I panni sporchi della Sinistra

"I segreti di Napolitano e gli affari del PD"


"C'era una volta una sinistra seria. Inattaccabile. Affidabile."Comunista, ma perbene." Il paradigma è saltato ed è ora di guardare in faccia la realtà per quella che è veramente. Anche la sinistra ruba, inquina, specula, anche la sinistra fa affari sporchi e attacca la magistratura. Banche, sanità, cooperative, fondazioni, amministrazioni locali e regionali: scandali e inchieste hanno travolto la classe dirigente che avrebbe dovuto trasformare l'Italia in un paese "normale", persino roccaforti rosse come l'Emilia sono crollate, investite da accuse di connivenza con mafia e 'ndrangheta. Al posto dell'ideologia il denaro, l'interesse individuale, il puro potere. Ecco gli scandali del Monte dei Paschi, la scalata alla Bnl. Non serve vincere le elezioni se la gestione del potere e le ricette economiche rimangono uguali a quelle degli avversari berlusconiani.

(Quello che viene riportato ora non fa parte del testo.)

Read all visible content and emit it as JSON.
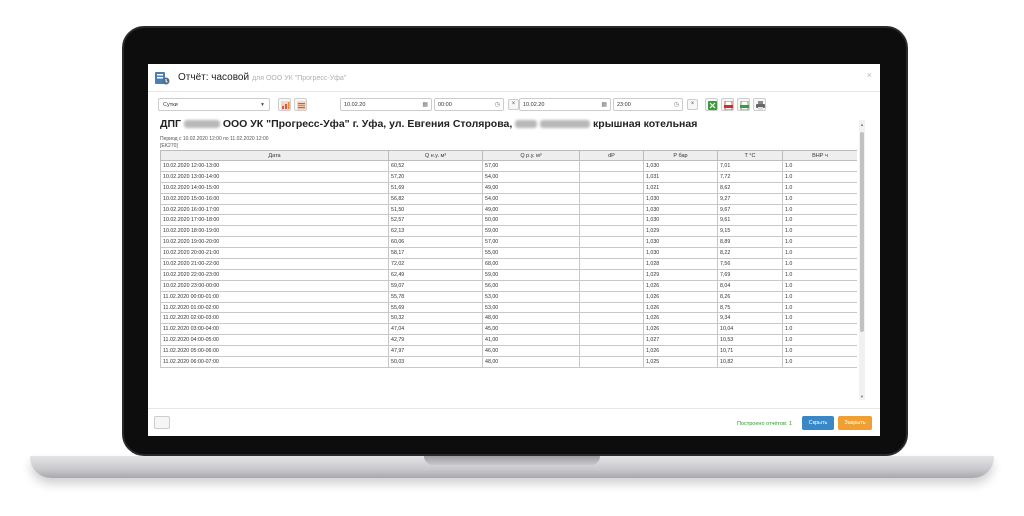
{
  "dialog": {
    "title": "Отчёт: часовой",
    "subtitle": "для ООО УК \"Прогресс-Уфа\"",
    "close": "×"
  },
  "toolbar": {
    "period_select": "Сутки",
    "date_from": "10.02.20",
    "time_from": "00:00",
    "date_to": "10.02.20",
    "time_to": "23:00",
    "clear": "×"
  },
  "report": {
    "title_prefix": "ДПГ",
    "title_middle": "ООО УК \"Прогресс-Уфа\" г. Уфа, ул. Евгения Столярова,",
    "title_suffix": "крышная котельная",
    "period": "Период с 10.02.2020 12:00 по 11.02.2020 12:00",
    "device": "[EK270]"
  },
  "table": {
    "headers": [
      "Дата",
      "Q н.у. м³",
      "Q р.у. м³",
      "dP",
      "P бар",
      "T °С",
      "ВНР ч"
    ],
    "rows": [
      [
        "10.02.2020 12:00-13:00",
        "60,52",
        "57,00",
        "",
        "1,030",
        "7,01",
        "1.0"
      ],
      [
        "10.02.2020 13:00-14:00",
        "57,20",
        "54,00",
        "",
        "1,031",
        "7,72",
        "1.0"
      ],
      [
        "10.02.2020 14:00-15:00",
        "51,69",
        "49,00",
        "",
        "1,021",
        "8,62",
        "1.0"
      ],
      [
        "10.02.2020 15:00-16:00",
        "56,82",
        "54,00",
        "",
        "1,030",
        "9,27",
        "1.0"
      ],
      [
        "10.02.2020 16:00-17:00",
        "51,50",
        "49,00",
        "",
        "1,030",
        "9,67",
        "1.0"
      ],
      [
        "10.02.2020 17:00-18:00",
        "52,57",
        "50,00",
        "",
        "1,030",
        "9,61",
        "1.0"
      ],
      [
        "10.02.2020 18:00-19:00",
        "62,13",
        "59,00",
        "",
        "1,029",
        "9,15",
        "1.0"
      ],
      [
        "10.02.2020 19:00-20:00",
        "60,06",
        "57,00",
        "",
        "1,030",
        "8,89",
        "1.0"
      ],
      [
        "10.02.2020 20:00-21:00",
        "58,17",
        "55,00",
        "",
        "1,030",
        "8,22",
        "1.0"
      ],
      [
        "10.02.2020 21:00-22:00",
        "72,02",
        "68,00",
        "",
        "1,028",
        "7,56",
        "1.0"
      ],
      [
        "10.02.2020 22:00-23:00",
        "62,49",
        "59,00",
        "",
        "1,029",
        "7,69",
        "1.0"
      ],
      [
        "10.02.2020 23:00-00:00",
        "59,07",
        "56,00",
        "",
        "1,026",
        "8,04",
        "1.0"
      ],
      [
        "11.02.2020 00:00-01:00",
        "55,78",
        "53,00",
        "",
        "1,026",
        "8,26",
        "1.0"
      ],
      [
        "11.02.2020 01:00-02:00",
        "55,69",
        "53,00",
        "",
        "1,026",
        "8,75",
        "1.0"
      ],
      [
        "11.02.2020 02:00-03:00",
        "50,32",
        "48,00",
        "",
        "1,026",
        "9,34",
        "1.0"
      ],
      [
        "11.02.2020 03:00-04:00",
        "47,04",
        "45,00",
        "",
        "1,026",
        "10,04",
        "1.0"
      ],
      [
        "11.02.2020 04:00-05:00",
        "42,79",
        "41,00",
        "",
        "1,027",
        "10,53",
        "1.0"
      ],
      [
        "11.02.2020 05:00-06:00",
        "47,97",
        "46,00",
        "",
        "1,026",
        "10,71",
        "1.0"
      ],
      [
        "11.02.2020 06:00-07:00",
        "50,03",
        "48,00",
        "",
        "1,025",
        "10,82",
        "1.0"
      ]
    ]
  },
  "footer": {
    "status": "Построено отчётов: 1",
    "hide_label": "Скрыть",
    "close_label": "Закрыть"
  },
  "colors": {
    "accent_blue": "#3a87c8",
    "accent_orange": "#f0a032",
    "status_green": "#2f9a2f"
  }
}
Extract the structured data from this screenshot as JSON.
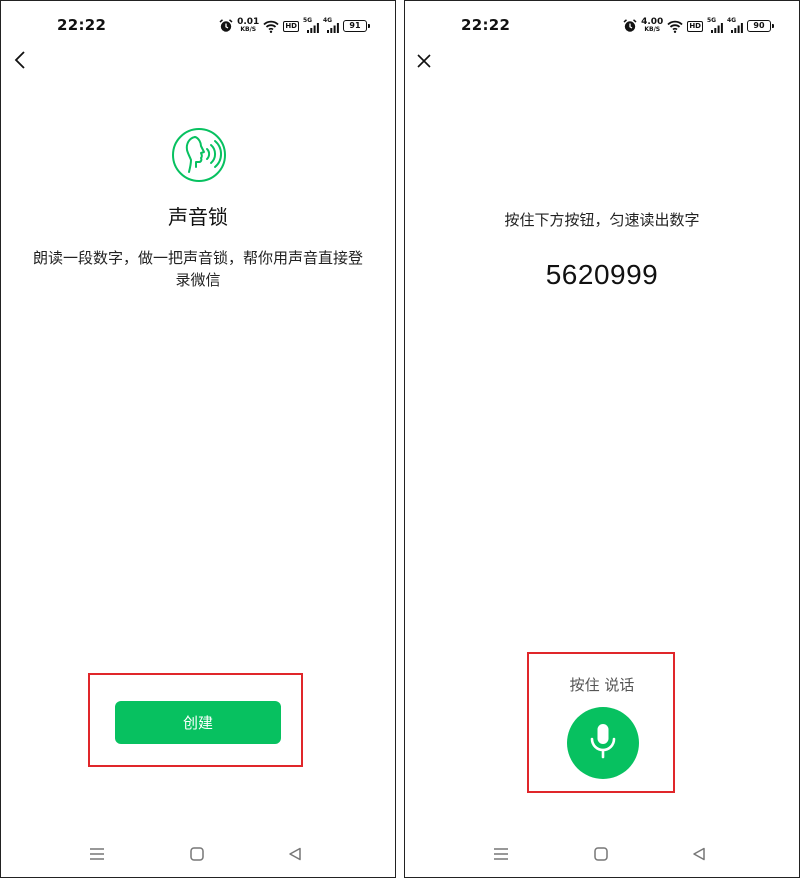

Fatti, non solo parole, dal Nord al Sud, città per città, regione per regione. Il quadro è inquietante, più che sufficiente a fotografare una malattia per la quale non sembra esserci una terapia efficace."


“Voi ci avete accusato di regime nonostante, ripeto, non avessimo fatto il conflitto d’interessi, avessimo dichiarato eleggibile Berlusconi nonostante le concessioni, v’avessimo aumentato… durante il centrosinistra il fatturato di Mediaset è aumentato di 25 volte.”
Luciano Violante, Camera dei deputati, 2002.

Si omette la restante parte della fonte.